Сам готовый сочувствовать любой человеческой беде, дед решительно противился любой попытке посочувствовать ему. Когда дед умирал, а умирал он долго, после плохо сделанной операции на желудке, то, лежа на своей, дальней от входа в комнату, тахте, он никогда не стонал ночью, какими бы мучительными ни были боли. «Нельзя будить Берточку и девочек» — всё. А было ему восемьдесят шесть лет, и никаких признаков старческого маразма не наблюдалось в его совершенно четком и адекватном сознании при всех мучительных болях.
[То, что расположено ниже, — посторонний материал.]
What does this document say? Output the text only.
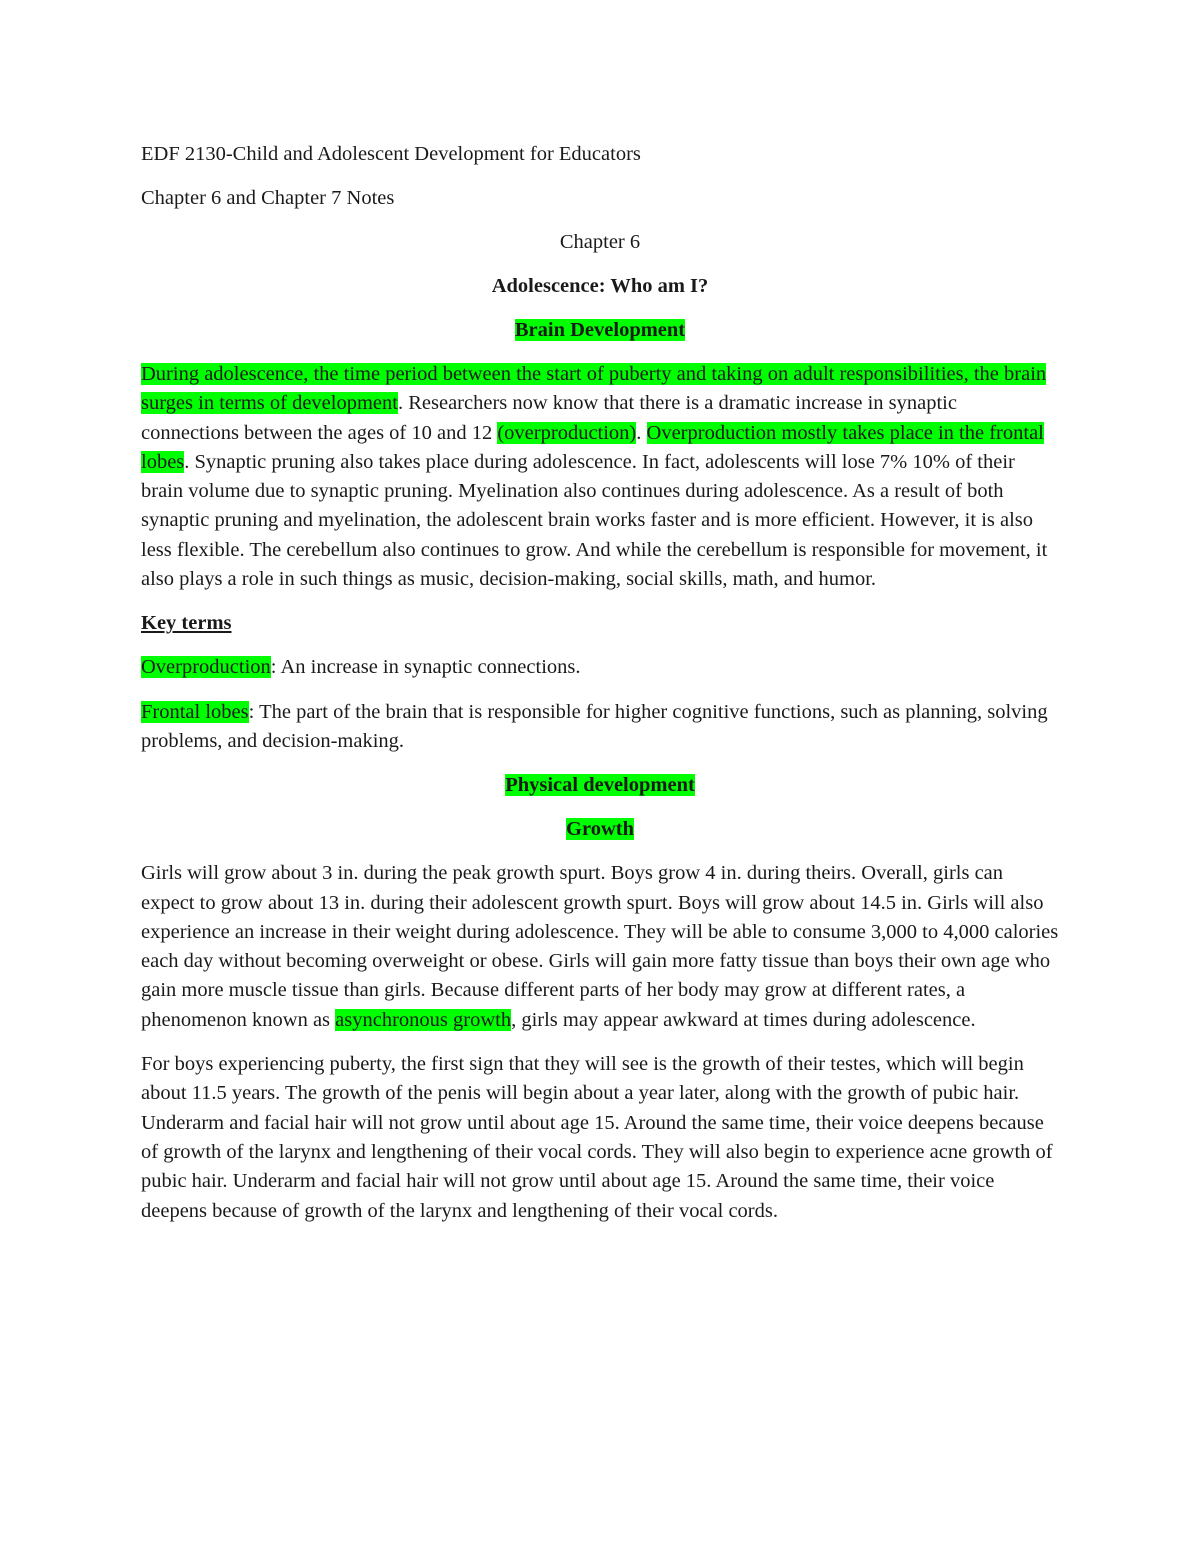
EDF 2130-Child and Adolescent Development for Educators

Chapter 6 and Chapter 7 Notes

Chapter 6

Adolescence: Who am I?

Brain Development

During adolescence, the time period between the start of puberty and taking on adult responsibilities, the brain surges in terms of development. Researchers now know that there is a dramatic increase in synaptic connections between the ages of 10 and 12 (overproduction). Overproduction mostly takes place in the frontal lobes. Synaptic pruning also takes place during adolescence. In fact, adolescents will lose 7% 10% of their brain volume due to synaptic pruning. Myelination also continues during adolescence. As a result of both synaptic pruning and myelination, the adolescent brain works faster and is more efficient. However, it is also less flexible. The cerebellum also continues to grow. And while the cerebellum is responsible for movement, it also plays a role in such things as music, decision-making, social skills, math, and humor.

Key terms

Overproduction: An increase in synaptic connections.

Frontal lobes: The part of the brain that is responsible for higher cognitive functions, such as planning, solving problems, and decision-making.

Physical development

Growth

Girls will grow about 3 in. during the peak growth spurt. Boys grow 4 in. during theirs. Overall, girls can expect to grow about 13 in. during their adolescent growth spurt. Boys will grow about 14.5 in. Girls will also experience an increase in their weight during adolescence. They will be able to consume 3,000 to 4,000 calories each day without becoming overweight or obese. Girls will gain more fatty tissue than boys their own age who gain more muscle tissue than girls. Because different parts of her body may grow at different rates, a phenomenon known as asynchronous growth, girls may appear awkward at times during adolescence.

For boys experiencing puberty, the first sign that they will see is the growth of their testes, which will begin about 11.5 years. The growth of the penis will begin about a year later, along with the growth of pubic hair. Underarm and facial hair will not grow until about age 15. Around the same time, their voice deepens because of growth of the larynx and lengthening of their vocal cords. They will also begin to experience acne growth of pubic hair. Underarm and facial hair will not grow until about age 15. Around the same time, their voice deepens because of growth of the larynx and lengthening of their vocal cords.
Дед был добр, как бывают добры патриархи, добр вселенским всепониманием человеческих слабостей и прощением человеческих несуразностей. «В нем воплотились высокая еврейская святость, таинственная духовность и доброта — все качества, которые освящали Иова», — это из Надежды Яковлевны Мандельштам, из «Второй книги».
Умер дед в 74-м, когда мне было 35, так что я знаю, о чем говорю.
А вот то, чего я не знаю, я с удовольствием процитирую или перескажу по рукописи Марка Ласкина — сына дедова старшего брата — Саула.
«Семья Ласкиных жила в Орше, как говорится, испокон веков. Достоверно известно, что мой прадед — Мордехай Пинхус Ласкин умер в Орше в возрасте около 80 лет, пережив всего на один год свою жену Двойру. Он хорошо владел русским языком (по тем временам явление редкое), любил шахматы и служил бухгалтером у местного помещика Сипайло.